At school, we did a literacy survey of the rural population exploring the reasons for the abysmally low attendance rates of female students in government schools. “My daughters are the natural nannies of the babies in the family and take care of the domestic chores. Who will vouch for their safety as they commute to and fro from the school?,” retorted one of the women during the survey. Many were of the opinion that education would pollute their daughters and make them disobedient. These responses reflect the regressive mindset that hasn’t changed much even after years later. Female education in rural India remains a distant dream for many and so does the women empowerment. Impediments in achieving an absolute female literacy are many.

i.) High population growth leads to unequal distribution of scarce resources among sons and daughters in
patriarchal families

ii.) Cultural sanctions imposed on females keep them confined within the domestic boundaries

iii.) With rise in gender-based crimes, safety concerns keep many girls away from attending school

iv.) Absence of motivation and guidance from family and community

To micro-manage the dire need of education among the downtrodden women, my school’s initiative of each one teach one has proved effective. Here, each educated individual takes the responsibility of educating an illiterate female besides contributing in cash/kind to an education fund dedicated to providing them with other utilities.

The first and foremost war that a female fights on route to her education is in her mind. To overcome the “ifs” and “buts” that society places on her head is not easy. To endure the insecurity of people around her about her declaration of attaining intellectual freedom demands perseverance of highest degree. Once these mental barriers are crossed, the physical ones appear scalable. “Where’s the will, there will be a way”.

This story was written for World Pulse’s Girls Transform the World Digital Action Campaign.

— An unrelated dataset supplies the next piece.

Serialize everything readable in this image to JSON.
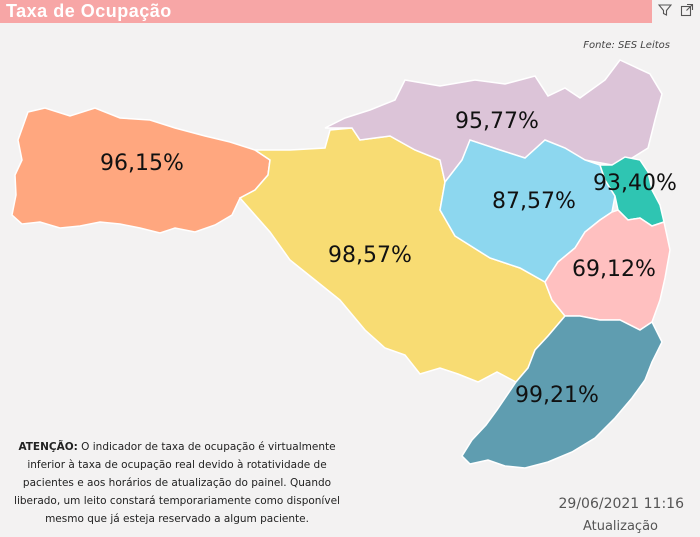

World Pulse believes that women's stories, recommendations, and collective rising leadership can—and will—bring girls greater access to education which will transform their lives, their families, and communities. The Girls Transform Campaign elicits insightful content from young women on the ground, strengthens their confidence as women, and ensures that influencers and powerful institutions hear their stories.
Learn more »

Comments

Lylinaguas's picture

Each One Teach One

You've expressed and written this so well. I especially love the idea of "each one teach one." It's the first time I've read about it and wow, this could really work for so many less privileged to get some education that otherwise would give them so much difficulty in achieving. Your journal also shows how much sacrifice your mother went through to give you an education. She did well and you certainly made her realize her dream for you. You are even doing more than she probably dreamed for you...you're uplifting other women in your community and even beyond. Keep doing great!

Lylin

Amina_3's picture

Thank you Lylin

Hi Lylin,

Thank you so much for your encouraging and kind words. You are very much right in your assessment that "each one, teach one" has the potential to eradicate illiteracy to a great extent.

Warm regards,
Amina

Hi Amina,

Thank you for your story. I agree, parental support really does make all of the difference and helping a child achieve their full potential. I would love to hear your ideas of how to foster parental support for girl's education.

-Amanda

Amina_3's picture

Thanks Amanda

Hi Amanda,

Thank you for your appreciation. My mother struggled a lot for her own education. She made me realize very early in my childhood that I would be nothing without a good education. In all the spare time she got from the duties of a homemaker, she devoted it to her self-study. I rarely found her sitting before the television. Either she used the free time for her own education or she taught the underprivileged girls of our locality which she still does. This made a profound impact on me. I feel that when parents really practice what they preach, it affects the child in a positive way.